Eight months have passed since Utah’s Arches Health Plan dissolved, and yet the co-op still owes medical providers in the state a total of $33 million in unpaid claims.
“Unfortunately, Utah's doctors and hospitals are going to be shorted a lot of money," said former co-op founder and CEO Shaun Greene. "It didn't have to be that way."
Rural hospitals would be the most affected by the shortfall,
Deseret News posited. Utah Hospital Association executive vice president David Gessel estimated that the association’s hospitals are owed somewhere between $8 million and $10 million in unpaid claims.
Former Arches executives commented that the agency rushed in its decision to close down the co-op, and that the liquidation process was mishandled.
Insurance department officials told
Deseret News that they are doing the best they can to create a “soft landing” for the co-op after the federal government defaulted on an $11 million payment this summer. Despite reassurances, the department has confirmed that it likely cannot pay off all the claims until next year, 2017.
The department could use Arches’ $17.8 million in remaining assets to pay off a part of the $33 million, leaving a shortfall of around $15.2 million.
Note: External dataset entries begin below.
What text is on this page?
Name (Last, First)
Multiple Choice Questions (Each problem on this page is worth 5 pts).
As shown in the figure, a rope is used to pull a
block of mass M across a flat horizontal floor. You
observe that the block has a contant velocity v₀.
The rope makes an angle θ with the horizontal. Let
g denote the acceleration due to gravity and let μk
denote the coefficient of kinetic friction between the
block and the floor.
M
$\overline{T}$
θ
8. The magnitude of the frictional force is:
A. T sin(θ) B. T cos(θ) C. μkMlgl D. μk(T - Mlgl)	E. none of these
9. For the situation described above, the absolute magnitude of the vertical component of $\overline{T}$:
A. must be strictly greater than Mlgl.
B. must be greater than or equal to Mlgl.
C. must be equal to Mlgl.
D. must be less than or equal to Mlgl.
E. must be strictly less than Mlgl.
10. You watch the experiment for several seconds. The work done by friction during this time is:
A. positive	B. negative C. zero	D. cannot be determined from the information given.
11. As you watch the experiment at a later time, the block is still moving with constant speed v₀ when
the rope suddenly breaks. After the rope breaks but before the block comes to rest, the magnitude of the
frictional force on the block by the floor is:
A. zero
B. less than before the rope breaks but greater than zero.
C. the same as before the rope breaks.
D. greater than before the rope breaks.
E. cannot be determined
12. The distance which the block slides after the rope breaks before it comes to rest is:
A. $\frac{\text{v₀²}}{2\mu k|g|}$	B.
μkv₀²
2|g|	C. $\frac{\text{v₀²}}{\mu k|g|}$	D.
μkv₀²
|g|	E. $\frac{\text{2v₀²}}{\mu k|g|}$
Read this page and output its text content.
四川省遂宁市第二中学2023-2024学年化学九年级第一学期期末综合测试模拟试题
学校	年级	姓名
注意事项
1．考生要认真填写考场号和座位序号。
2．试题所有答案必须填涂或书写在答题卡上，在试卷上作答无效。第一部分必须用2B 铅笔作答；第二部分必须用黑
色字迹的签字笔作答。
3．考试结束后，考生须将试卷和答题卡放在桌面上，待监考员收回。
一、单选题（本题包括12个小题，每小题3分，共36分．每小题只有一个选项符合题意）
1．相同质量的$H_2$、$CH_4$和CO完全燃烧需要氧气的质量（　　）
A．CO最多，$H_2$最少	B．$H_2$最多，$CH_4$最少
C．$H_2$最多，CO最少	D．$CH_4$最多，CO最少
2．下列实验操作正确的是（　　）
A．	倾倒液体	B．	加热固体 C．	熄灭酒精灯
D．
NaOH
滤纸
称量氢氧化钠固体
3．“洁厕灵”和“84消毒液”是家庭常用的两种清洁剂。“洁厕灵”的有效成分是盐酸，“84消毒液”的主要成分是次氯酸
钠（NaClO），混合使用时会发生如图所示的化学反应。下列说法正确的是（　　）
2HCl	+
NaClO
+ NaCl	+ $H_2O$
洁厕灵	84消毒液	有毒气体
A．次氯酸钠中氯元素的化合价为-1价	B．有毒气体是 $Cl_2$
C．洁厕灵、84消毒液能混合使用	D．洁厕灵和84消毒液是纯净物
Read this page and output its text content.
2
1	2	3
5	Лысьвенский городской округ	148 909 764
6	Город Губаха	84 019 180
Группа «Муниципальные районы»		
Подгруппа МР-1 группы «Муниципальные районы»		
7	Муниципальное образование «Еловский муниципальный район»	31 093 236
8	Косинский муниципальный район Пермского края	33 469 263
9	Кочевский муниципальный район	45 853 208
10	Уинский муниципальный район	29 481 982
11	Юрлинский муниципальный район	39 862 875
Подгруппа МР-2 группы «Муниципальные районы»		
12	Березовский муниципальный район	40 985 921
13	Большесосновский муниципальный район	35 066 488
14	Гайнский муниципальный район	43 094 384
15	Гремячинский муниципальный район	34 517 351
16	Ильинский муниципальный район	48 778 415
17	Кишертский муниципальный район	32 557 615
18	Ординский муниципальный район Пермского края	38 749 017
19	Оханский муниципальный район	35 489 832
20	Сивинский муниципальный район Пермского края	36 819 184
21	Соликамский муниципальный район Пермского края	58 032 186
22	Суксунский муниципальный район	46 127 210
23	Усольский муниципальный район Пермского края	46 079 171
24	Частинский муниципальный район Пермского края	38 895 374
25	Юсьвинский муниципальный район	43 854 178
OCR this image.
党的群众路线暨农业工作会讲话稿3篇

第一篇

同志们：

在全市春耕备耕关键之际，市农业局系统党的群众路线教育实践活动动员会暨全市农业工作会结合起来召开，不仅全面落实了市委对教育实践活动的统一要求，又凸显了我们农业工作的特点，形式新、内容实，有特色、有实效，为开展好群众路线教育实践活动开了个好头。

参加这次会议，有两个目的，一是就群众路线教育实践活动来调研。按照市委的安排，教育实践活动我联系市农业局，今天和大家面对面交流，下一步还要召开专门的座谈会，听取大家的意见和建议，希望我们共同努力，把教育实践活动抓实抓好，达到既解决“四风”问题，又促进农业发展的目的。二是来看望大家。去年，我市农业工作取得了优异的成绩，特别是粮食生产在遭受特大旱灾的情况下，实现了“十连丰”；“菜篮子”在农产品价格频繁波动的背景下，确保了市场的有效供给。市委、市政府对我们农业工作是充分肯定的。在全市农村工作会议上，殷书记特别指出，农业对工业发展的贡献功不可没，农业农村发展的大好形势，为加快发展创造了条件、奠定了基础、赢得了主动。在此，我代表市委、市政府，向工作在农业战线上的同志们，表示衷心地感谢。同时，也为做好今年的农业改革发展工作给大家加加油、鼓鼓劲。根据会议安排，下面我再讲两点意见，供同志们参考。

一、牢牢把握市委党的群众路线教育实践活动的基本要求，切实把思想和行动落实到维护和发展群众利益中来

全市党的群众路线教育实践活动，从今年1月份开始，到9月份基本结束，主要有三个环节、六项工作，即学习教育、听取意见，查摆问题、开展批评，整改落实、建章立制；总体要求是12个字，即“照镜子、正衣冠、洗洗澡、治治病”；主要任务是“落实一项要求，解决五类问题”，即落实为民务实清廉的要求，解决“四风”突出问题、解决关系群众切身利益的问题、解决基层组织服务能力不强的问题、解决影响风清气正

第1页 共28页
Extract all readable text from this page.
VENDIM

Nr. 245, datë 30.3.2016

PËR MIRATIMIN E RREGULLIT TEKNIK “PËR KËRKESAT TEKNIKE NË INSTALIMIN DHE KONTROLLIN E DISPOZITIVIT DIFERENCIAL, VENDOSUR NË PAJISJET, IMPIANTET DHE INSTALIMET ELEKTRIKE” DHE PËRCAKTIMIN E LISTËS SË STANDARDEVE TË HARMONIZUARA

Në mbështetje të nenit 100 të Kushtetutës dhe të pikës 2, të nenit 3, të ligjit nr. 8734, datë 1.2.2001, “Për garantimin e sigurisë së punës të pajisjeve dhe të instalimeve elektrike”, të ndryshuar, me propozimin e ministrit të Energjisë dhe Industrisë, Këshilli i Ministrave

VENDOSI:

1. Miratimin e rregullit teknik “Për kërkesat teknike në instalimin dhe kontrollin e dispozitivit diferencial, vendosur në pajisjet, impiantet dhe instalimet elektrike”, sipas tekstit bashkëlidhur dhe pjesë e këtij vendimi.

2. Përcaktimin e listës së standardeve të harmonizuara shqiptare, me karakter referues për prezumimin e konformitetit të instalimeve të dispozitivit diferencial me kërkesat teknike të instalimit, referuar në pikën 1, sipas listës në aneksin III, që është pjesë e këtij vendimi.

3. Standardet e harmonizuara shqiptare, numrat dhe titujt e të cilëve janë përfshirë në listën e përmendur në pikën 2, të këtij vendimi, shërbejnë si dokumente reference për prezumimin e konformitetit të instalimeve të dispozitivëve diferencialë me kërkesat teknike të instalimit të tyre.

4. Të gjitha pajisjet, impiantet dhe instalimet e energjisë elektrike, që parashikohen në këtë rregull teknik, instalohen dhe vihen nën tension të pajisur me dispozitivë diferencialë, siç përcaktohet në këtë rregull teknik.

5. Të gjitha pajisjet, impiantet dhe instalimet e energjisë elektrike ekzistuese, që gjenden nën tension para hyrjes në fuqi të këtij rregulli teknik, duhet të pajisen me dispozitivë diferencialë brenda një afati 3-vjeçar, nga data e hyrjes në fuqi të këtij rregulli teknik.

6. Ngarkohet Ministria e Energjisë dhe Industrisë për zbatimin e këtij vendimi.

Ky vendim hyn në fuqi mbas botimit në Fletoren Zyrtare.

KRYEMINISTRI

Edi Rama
Originally, the plan was to wait for additional federal payments to pay for the difference, but only recently has the department learned that no other federal imbursements would be made.
The alternative solution proposed was to use a provision in the law that allows the insurance department to assess the state’s seven other HMOs to pay for the shortfall. Utah insurance commissioner Todd Kiser believes that the assessment is the most “reasonable” and “responsible” thing to do to help the state’s medical providers, despite its apparent unpopularity.